The bill, introduced by Democratic legislators on Tuesday, would direct a committee to create security benchmarks and then give labels to products who meet those standards.
Under a bill proposed by Democratic legislators in the House and Senate on Tuesday, a committee would establish “cyber benchmarks” for internet-connected devices posing security risks to companies and organizations.
IoT devices have been the subject of increased scrutiny as more workers use their personal laptops and cell phones to complete business tasks, many of which contain sensitive information. The Cyber Shield Act, reintroduced by Sen. Ed Markey of Massachusetts and Rep. Ted Lieu of California after it failed to gain traction in 2017, hopes to create a set of standards for the Internet of Things.
An advisory committee including cybersecurity experts from the federal government, business and academia would come together to develop the benchmarks.
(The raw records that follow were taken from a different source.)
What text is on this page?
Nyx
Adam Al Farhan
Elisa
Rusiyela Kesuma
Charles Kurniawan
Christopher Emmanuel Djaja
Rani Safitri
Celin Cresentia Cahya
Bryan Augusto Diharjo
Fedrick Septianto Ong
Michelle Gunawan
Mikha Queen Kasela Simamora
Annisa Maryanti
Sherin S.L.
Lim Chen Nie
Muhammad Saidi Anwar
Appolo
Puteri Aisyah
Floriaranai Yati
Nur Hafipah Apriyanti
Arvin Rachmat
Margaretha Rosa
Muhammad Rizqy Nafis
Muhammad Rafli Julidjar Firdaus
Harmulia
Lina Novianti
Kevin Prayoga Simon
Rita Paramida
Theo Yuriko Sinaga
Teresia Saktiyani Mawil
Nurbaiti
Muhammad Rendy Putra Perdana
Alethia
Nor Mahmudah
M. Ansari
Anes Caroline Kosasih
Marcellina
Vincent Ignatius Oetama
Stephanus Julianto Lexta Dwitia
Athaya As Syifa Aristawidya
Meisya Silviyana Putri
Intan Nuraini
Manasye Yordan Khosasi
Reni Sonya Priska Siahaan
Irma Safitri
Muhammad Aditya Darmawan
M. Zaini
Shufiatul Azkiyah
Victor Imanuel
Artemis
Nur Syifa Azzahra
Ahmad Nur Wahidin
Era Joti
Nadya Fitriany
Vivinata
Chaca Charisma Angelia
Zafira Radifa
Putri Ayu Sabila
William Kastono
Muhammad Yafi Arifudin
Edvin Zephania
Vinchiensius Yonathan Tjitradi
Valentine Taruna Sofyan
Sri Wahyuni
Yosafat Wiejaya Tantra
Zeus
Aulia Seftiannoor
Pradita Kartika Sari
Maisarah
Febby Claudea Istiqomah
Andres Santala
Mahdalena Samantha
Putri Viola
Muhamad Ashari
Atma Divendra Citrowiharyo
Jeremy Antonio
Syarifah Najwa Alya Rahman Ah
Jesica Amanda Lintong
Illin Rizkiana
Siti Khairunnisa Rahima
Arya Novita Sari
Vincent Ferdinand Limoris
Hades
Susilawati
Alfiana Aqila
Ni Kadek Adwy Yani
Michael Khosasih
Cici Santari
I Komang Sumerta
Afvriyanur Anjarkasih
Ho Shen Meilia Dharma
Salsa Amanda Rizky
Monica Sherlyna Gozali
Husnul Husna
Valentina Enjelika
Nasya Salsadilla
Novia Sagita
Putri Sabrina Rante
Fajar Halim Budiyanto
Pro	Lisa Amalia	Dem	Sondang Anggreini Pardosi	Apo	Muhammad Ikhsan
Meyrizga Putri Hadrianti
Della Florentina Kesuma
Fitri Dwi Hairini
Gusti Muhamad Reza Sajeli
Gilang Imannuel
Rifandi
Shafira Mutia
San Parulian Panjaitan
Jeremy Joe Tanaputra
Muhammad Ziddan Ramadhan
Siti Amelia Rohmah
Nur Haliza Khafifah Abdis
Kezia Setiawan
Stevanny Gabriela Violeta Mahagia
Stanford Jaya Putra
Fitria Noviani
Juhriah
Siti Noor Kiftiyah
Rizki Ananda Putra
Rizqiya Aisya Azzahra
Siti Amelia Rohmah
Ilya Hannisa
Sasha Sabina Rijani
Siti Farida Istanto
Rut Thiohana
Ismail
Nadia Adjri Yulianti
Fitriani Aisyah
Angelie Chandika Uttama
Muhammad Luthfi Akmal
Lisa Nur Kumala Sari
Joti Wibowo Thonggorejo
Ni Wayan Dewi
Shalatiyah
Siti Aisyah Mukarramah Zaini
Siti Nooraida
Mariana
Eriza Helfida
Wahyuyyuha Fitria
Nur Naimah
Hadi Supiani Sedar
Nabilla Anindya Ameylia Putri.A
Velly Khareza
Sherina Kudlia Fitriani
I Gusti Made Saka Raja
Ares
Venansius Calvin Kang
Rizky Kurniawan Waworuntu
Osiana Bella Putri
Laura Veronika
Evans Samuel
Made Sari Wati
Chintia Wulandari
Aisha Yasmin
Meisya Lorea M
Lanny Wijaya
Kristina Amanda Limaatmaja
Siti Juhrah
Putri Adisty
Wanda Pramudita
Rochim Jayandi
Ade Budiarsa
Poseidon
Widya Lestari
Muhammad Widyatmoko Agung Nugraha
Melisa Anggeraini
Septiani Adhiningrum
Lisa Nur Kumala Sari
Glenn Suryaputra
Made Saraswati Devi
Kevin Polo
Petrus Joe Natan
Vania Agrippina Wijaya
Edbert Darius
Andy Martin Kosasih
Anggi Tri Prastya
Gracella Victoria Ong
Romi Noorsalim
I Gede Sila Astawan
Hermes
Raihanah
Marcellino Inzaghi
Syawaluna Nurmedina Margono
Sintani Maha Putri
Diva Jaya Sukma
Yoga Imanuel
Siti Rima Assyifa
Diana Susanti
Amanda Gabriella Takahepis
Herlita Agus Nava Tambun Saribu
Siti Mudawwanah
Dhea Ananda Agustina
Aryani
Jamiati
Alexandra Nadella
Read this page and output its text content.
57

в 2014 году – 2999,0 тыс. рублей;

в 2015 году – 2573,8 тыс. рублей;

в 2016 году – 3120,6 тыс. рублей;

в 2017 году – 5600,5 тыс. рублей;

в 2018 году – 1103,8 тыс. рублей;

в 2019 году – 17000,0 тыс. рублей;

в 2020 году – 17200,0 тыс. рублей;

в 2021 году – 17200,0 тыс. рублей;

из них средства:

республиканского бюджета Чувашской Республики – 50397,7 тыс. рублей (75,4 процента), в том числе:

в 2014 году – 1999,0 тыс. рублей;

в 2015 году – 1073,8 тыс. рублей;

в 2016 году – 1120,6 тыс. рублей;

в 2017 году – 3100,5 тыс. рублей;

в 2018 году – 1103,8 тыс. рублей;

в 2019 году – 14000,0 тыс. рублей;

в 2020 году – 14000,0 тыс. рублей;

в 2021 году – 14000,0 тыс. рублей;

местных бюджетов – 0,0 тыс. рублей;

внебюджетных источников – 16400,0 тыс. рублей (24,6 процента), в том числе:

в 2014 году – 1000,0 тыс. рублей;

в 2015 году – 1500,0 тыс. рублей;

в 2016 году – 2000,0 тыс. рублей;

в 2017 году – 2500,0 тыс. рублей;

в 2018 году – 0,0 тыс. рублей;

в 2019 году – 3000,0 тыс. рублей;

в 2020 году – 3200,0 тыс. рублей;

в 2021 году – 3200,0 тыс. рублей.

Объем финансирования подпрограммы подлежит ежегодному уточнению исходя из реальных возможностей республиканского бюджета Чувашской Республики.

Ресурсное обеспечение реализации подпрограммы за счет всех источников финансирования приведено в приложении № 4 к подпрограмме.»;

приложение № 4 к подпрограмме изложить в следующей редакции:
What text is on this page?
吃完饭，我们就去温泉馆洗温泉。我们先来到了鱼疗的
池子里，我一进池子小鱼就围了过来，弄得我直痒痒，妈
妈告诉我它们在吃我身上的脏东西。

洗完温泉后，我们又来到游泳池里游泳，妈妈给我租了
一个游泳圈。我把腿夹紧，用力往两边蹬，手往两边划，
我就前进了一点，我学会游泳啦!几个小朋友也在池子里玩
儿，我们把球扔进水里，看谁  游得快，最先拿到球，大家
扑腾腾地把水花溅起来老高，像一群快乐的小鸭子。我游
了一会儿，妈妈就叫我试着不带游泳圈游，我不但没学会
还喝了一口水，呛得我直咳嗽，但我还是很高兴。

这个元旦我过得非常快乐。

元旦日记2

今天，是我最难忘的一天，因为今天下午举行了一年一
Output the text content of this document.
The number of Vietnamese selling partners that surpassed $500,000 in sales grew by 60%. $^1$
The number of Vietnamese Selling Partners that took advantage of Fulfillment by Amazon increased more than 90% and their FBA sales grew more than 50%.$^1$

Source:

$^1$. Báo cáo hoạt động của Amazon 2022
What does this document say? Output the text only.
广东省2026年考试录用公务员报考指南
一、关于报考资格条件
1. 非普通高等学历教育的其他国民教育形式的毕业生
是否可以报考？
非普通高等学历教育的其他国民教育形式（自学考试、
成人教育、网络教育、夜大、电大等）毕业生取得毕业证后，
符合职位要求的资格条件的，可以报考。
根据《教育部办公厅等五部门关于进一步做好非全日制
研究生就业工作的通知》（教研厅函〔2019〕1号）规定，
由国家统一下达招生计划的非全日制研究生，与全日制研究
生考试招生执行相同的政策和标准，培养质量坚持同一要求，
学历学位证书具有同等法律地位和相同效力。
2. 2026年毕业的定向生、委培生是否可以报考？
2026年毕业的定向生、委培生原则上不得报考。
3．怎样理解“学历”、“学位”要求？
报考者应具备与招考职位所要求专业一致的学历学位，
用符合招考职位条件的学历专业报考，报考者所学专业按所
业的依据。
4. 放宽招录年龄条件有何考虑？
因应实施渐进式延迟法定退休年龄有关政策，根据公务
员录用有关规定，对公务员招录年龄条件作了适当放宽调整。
From there, products like baby monitors, printers, phones and computers can be manufactured to meet those benchmarks and earn a “Cyber Shield” label to show they have met the cybersecurity standards, The Hill reported.
“We can’t ignore data security while we encourage technological advancement in every sector of our lives,” Lieu said in a statement.
He added that the legislation would empower consumers to purchase products that keep their data safe and reward businesses who prioritize customer privacy. Multiple advocacy groups have endorsed the bill, including the Internet Association and Public Citizen. Software companies Rapid7 and Cybereason have also put their support behind the legislation, according to The Hill.